Wir haben uns verfahren und müssen dringend den Kurs korrigieren.
Nächstes Jahr wird sich einiges ändern. Was, das müssen wir jetzt austüfteln. Wir brauchen flexiblere Absatz-Möglichkeiten, aber ohne, dass einer von uns (Höfe, Schlachter, Bestellende und wir) negative Auswirkungen bekommt.
Wir werden unsere Rinderanzahl verkleinern. Unser Abo-Modell wird sich erweitern. Wir überlegen, den ganzen Laden hier umzustrukturieren. Wir werden uns Dinge anschauen wie: Non-Profit-Strukturen, Zahlen offenlegen, Spenden sammeln, Förderungen beantragen, usw.
Wer das liest und Lust hat, seine/ihre Expertise einzubringen: meldet euch herzlich gerne.

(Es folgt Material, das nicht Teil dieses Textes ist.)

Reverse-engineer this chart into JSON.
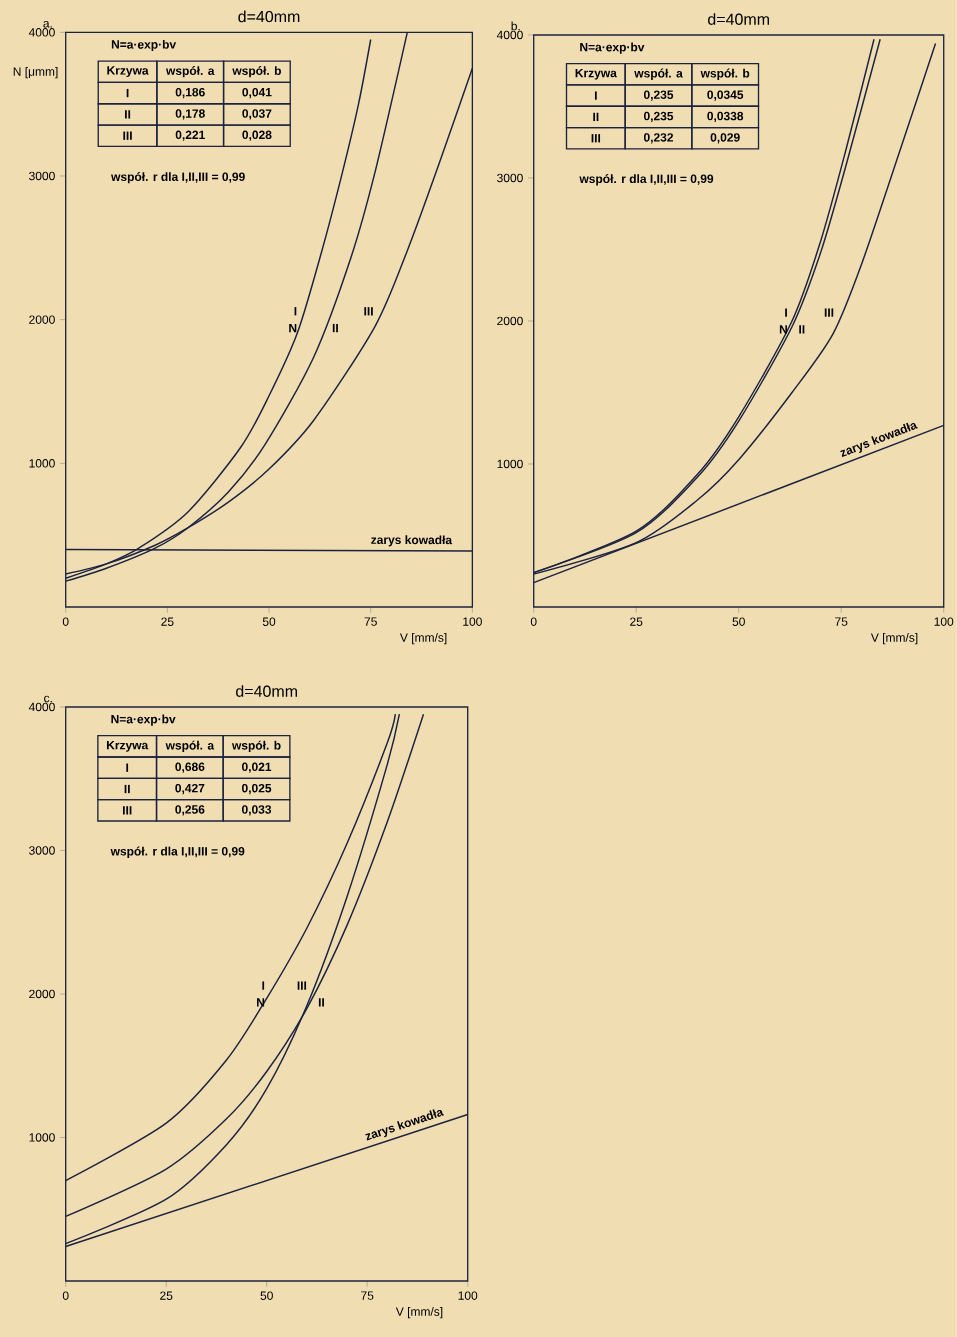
{
  "chart_data": [
    {
      "type": "line",
      "title": "d=40mm",
      "xlabel": "V [mm/s]",
      "ylabel": "N [μmm]",
      "xlim": [
        0,
        100
      ],
      "ylim": [
        0,
        4000
      ],
      "xticks": [
        0,
        25,
        50,
        75,
        100
      ],
      "yticks": [
        1000,
        2000,
        3000,
        4000
      ],
      "series": [
        {
          "name": "I",
          "color": "#1c2340",
          "x": [
            0,
            10,
            18,
            30,
            43,
            50,
            57,
            63,
            68,
            72,
            75
          ],
          "values": [
            200,
            300,
            410,
            660,
            1110,
            1470,
            1910,
            2480,
            3020,
            3500,
            3950
          ]
        },
        {
          "name": "II",
          "color": "#1c2340",
          "x": [
            0,
            10,
            22,
            30,
            40,
            49,
            61,
            70,
            76,
            84
          ],
          "values": [
            180,
            270,
            410,
            550,
            800,
            1130,
            1740,
            2420,
            3020,
            4000
          ]
        },
        {
          "name": "III",
          "color": "#1c2340",
          "x": [
            0,
            10,
            22,
            30,
            40,
            50,
            61,
            76,
            84,
            91.5,
            100
          ],
          "values": [
            230,
            300,
            430,
            550,
            730,
            960,
            1300,
            1950,
            2480,
            3060,
            3750
          ]
        },
        {
          "name": "zarys kowadła",
          "color": "#1c2340",
          "x": [
            0,
            100
          ],
          "values": [
            400,
            390
          ]
        }
      ],
      "annotations": [
        "a.",
        "N=a·exp·bv",
        "Krzywa",
        "współ. a",
        "współ. b",
        "I",
        "0,186",
        "0,041",
        "II",
        "0,178",
        "0,037",
        "III",
        "0,221",
        "0,028",
        "współ. r dla I,II,III = 0,99",
        "N"
      ]
    },
    {
      "type": "line",
      "title": "d=40mm",
      "xlabel": "V [mm/s]",
      "xlim": [
        0,
        100
      ],
      "ylim": [
        0,
        4000
      ],
      "xticks": [
        0,
        25,
        50,
        75,
        100
      ],
      "yticks": [
        1000,
        2000,
        3000,
        4000
      ],
      "series": [
        {
          "name": "I",
          "color": "#1c2340",
          "x": [
            0,
            25,
            40,
            50,
            63,
            70,
            76,
            83
          ],
          "values": [
            240,
            530,
            930,
            1330,
            2000,
            2560,
            3180,
            3970
          ]
        },
        {
          "name": "II",
          "color": "#1c2340",
          "x": [
            0,
            25,
            40,
            50,
            63,
            70,
            76,
            84.5
          ],
          "values": [
            240,
            520,
            910,
            1300,
            1960,
            2480,
            3070,
            3970
          ]
        },
        {
          "name": "III",
          "color": "#1c2340",
          "x": [
            0,
            25,
            40,
            50,
            63,
            73,
            80,
            90,
            98
          ],
          "values": [
            230,
            450,
            750,
            1030,
            1500,
            1910,
            2400,
            3250,
            3940
          ]
        },
        {
          "name": "zarys kowadła",
          "color": "#1c2340",
          "x": [
            0,
            100
          ],
          "values": [
            170,
            1270
          ]
        }
      ],
      "annotations": [
        "b.",
        "N=a·exp·bv",
        "Krzywa",
        "współ. a",
        "współ. b",
        "I",
        "0,235",
        "0,0345",
        "II",
        "0,235",
        "0,0338",
        "III",
        "0,232",
        "0,029",
        "współ. r dla I,II,III = 0,99",
        "N"
      ]
    },
    {
      "type": "line",
      "title": "d=40mm",
      "xlabel": "V [mm/s]",
      "xlim": [
        0,
        100
      ],
      "ylim": [
        0,
        4000
      ],
      "xticks": [
        0,
        25,
        50,
        75,
        100
      ],
      "yticks": [
        1000,
        2000,
        3000,
        4000
      ],
      "series": [
        {
          "name": "I",
          "color": "#1c2340",
          "x": [
            0,
            25,
            40,
            50,
            60,
            70,
            80,
            82
          ],
          "values": [
            700,
            1100,
            1540,
            1970,
            2460,
            3050,
            3750,
            3950
          ]
        },
        {
          "name": "II",
          "color": "#1c2340",
          "x": [
            0,
            25,
            40,
            50,
            60,
            70,
            80,
            89
          ],
          "values": [
            450,
            780,
            1130,
            1460,
            1900,
            2480,
            3200,
            3950
          ]
        },
        {
          "name": "III",
          "color": "#1c2340",
          "x": [
            0,
            25,
            40,
            50,
            60,
            70,
            80,
            83
          ],
          "values": [
            260,
            570,
            950,
            1340,
            1920,
            2680,
            3600,
            3950
          ]
        },
        {
          "name": "zarys kowadła",
          "color": "#1c2340",
          "x": [
            0,
            100
          ],
          "values": [
            240,
            1160
          ]
        }
      ],
      "annotations": [
        "c.",
        "N=a·exp·bv",
        "Krzywa",
        "współ. a",
        "współ. b",
        "I",
        "0,686",
        "0,021",
        "II",
        "0,427",
        "0,025",
        "III",
        "0,256",
        "0,033",
        "współ. r dla I,II,III = 0,99",
        "N"
      ]
    }
  ]
}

Was machen wir mit dem 390 kg Rind?
Das aktuell nicht verkaufte Rindfleisch kochen wir ein. Wir werden fertig gekochte Sauce Bolognese, Chili con Carne und Rindergulasch anbieten. Dass Schlachter Fritze sehr gut kochen kann, wissen wir schon vom Mittagstisch. Nun tüfteln wir noch die genauen Rezepte aus, und dann geht es los!